The figurative showdown between the leaders is a rare instance of two frontrunners running for parliamentary seats in adjacent electoral districts. And the intersection, the briefest of meeting points for the two districts, captures the stakes of a "highly presidentialised" race.
For nearly two years, Poilievre, a brazen and belligerent seven-term lawmaker, was the heir-apparent to Canada's top job. In poll after poll, his party trounced the governing Liberals in a hypothetical matchup.
Poilievre's attacks on Prime Minister Justin Trudeau were effective and relentless. With a finely tuned sense for what angered voters, he took the unpopular prime minister to task over a cost of living crisis, housing unaffordability, mass immigration and a controversial tax on carbon emissions.

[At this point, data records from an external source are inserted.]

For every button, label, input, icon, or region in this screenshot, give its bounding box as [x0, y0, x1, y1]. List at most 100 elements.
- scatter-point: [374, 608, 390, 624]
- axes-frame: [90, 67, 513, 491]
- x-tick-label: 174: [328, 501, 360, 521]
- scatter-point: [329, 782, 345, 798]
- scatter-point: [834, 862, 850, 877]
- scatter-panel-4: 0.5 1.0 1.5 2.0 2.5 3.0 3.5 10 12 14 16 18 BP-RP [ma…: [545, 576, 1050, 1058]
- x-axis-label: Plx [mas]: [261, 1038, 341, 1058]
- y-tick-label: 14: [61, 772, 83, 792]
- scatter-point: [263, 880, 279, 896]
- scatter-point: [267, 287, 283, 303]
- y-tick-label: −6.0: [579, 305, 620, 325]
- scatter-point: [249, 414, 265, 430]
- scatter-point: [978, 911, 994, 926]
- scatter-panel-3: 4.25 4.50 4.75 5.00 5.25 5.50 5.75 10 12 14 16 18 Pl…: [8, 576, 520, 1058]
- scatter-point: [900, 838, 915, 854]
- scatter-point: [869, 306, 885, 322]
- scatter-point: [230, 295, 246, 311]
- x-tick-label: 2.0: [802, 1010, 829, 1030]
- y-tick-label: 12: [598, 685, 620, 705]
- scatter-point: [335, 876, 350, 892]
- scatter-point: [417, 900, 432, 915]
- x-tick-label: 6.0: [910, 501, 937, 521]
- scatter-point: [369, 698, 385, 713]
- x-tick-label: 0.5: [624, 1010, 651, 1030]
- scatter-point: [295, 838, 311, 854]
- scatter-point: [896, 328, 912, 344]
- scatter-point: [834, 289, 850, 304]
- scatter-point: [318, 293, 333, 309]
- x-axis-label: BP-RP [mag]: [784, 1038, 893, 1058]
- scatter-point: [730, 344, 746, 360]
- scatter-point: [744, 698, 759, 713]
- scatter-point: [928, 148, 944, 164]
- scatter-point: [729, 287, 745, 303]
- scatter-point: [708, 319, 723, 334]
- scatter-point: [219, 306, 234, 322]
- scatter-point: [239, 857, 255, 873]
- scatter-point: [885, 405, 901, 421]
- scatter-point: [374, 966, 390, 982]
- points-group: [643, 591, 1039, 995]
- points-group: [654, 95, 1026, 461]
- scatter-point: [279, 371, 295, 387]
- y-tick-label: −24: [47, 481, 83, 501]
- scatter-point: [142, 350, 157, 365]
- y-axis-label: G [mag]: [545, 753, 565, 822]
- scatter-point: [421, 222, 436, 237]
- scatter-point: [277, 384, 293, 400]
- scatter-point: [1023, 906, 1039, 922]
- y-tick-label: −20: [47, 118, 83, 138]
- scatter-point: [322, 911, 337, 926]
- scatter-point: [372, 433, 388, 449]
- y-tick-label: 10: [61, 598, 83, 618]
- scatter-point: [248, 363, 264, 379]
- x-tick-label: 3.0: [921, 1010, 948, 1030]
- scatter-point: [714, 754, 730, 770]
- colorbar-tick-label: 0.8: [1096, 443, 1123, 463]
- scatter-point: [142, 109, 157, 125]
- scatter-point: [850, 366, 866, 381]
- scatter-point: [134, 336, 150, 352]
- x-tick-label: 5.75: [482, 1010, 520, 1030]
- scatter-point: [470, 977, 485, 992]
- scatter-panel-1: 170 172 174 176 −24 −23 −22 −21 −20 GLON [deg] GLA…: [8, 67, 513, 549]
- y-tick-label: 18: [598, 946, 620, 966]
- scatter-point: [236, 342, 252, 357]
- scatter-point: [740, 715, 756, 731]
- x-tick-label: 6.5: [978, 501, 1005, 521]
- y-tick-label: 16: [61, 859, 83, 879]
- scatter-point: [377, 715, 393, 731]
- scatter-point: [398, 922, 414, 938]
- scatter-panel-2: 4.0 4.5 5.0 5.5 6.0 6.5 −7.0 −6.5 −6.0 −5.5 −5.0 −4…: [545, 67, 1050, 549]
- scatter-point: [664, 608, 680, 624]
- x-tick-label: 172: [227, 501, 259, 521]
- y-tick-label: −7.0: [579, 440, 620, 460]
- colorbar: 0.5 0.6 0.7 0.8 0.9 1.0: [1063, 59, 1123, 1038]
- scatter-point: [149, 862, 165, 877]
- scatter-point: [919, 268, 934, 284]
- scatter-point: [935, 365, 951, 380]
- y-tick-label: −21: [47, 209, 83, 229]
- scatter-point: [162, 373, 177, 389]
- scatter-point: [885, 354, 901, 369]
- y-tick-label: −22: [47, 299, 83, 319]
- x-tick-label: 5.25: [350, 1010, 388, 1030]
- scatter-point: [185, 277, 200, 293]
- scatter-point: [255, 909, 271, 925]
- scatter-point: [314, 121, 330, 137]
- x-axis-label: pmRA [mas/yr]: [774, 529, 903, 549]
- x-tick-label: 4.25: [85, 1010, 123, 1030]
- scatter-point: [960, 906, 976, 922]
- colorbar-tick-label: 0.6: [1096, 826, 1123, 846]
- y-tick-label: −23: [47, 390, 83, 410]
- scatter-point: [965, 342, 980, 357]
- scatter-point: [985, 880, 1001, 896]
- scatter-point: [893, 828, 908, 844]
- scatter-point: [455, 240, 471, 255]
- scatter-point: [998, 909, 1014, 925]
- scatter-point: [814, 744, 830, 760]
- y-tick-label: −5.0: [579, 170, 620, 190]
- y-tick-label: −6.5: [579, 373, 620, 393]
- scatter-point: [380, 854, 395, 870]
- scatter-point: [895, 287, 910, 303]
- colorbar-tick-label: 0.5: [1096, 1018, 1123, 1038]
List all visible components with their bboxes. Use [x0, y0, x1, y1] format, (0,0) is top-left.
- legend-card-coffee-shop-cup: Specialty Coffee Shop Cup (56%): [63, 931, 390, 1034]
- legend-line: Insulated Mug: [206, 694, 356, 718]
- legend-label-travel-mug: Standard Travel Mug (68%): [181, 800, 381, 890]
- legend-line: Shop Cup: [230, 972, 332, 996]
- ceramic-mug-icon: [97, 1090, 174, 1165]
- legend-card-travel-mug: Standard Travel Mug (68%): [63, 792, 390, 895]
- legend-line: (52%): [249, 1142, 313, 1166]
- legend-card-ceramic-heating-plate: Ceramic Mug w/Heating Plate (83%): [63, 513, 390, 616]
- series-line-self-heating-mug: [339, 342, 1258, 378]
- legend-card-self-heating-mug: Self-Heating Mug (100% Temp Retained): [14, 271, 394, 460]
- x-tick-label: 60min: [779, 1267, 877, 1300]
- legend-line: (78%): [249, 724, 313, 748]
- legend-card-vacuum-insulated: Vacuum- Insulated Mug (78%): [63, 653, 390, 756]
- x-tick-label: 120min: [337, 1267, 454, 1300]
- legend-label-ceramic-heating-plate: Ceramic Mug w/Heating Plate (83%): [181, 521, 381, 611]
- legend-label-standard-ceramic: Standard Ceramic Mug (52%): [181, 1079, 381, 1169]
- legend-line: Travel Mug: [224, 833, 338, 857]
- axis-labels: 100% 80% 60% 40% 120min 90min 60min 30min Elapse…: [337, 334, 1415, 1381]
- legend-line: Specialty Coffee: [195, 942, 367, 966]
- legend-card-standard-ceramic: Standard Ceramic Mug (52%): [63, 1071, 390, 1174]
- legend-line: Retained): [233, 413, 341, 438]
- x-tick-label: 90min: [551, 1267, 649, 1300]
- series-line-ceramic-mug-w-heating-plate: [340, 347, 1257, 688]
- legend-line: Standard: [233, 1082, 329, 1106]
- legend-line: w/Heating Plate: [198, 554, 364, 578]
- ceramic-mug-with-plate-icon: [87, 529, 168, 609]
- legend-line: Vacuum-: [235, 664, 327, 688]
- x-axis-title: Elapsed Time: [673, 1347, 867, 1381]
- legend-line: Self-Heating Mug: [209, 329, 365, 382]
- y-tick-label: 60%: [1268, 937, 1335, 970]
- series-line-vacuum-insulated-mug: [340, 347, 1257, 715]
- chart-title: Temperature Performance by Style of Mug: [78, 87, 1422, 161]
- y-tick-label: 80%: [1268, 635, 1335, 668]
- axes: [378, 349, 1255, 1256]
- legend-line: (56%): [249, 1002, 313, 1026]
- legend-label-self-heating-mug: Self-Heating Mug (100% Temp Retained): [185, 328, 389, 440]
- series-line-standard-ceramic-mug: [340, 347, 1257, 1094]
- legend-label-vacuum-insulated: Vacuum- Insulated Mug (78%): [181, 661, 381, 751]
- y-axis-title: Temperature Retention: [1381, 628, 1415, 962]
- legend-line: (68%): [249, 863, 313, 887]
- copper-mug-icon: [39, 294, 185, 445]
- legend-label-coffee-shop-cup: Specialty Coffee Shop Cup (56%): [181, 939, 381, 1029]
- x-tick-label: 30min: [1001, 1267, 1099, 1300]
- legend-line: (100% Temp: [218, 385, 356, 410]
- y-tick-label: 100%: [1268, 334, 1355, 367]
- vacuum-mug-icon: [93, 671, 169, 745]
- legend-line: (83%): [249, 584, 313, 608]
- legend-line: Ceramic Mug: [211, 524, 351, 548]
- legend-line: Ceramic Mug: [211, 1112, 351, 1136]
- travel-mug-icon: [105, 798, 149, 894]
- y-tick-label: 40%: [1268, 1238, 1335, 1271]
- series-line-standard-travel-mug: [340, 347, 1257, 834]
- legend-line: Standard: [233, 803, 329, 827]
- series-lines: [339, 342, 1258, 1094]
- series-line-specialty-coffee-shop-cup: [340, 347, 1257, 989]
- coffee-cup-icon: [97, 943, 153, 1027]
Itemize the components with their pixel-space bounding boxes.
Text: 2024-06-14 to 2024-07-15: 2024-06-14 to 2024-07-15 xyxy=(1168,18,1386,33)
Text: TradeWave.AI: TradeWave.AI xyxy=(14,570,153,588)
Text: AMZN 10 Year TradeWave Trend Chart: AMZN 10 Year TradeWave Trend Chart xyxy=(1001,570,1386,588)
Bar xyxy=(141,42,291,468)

The gambit appeared to be paying off. In early January, Trudeau announced he was resigning after more than a decade in power. The Liberal leader's reputation was tarnished by party infighting and a fatigued electorate. In the days after, the Conservatives hit their highest polling to date and with an election due this year, looked poised for a generation-defining win.
And then Donald Trump barrelled into Canadian politics. The unpredictable US president threatened to impose tariffs on Canada and even to annex the country to make it the 51st state. He addressed Trudeau as "governor" and threatened to use economic coercion.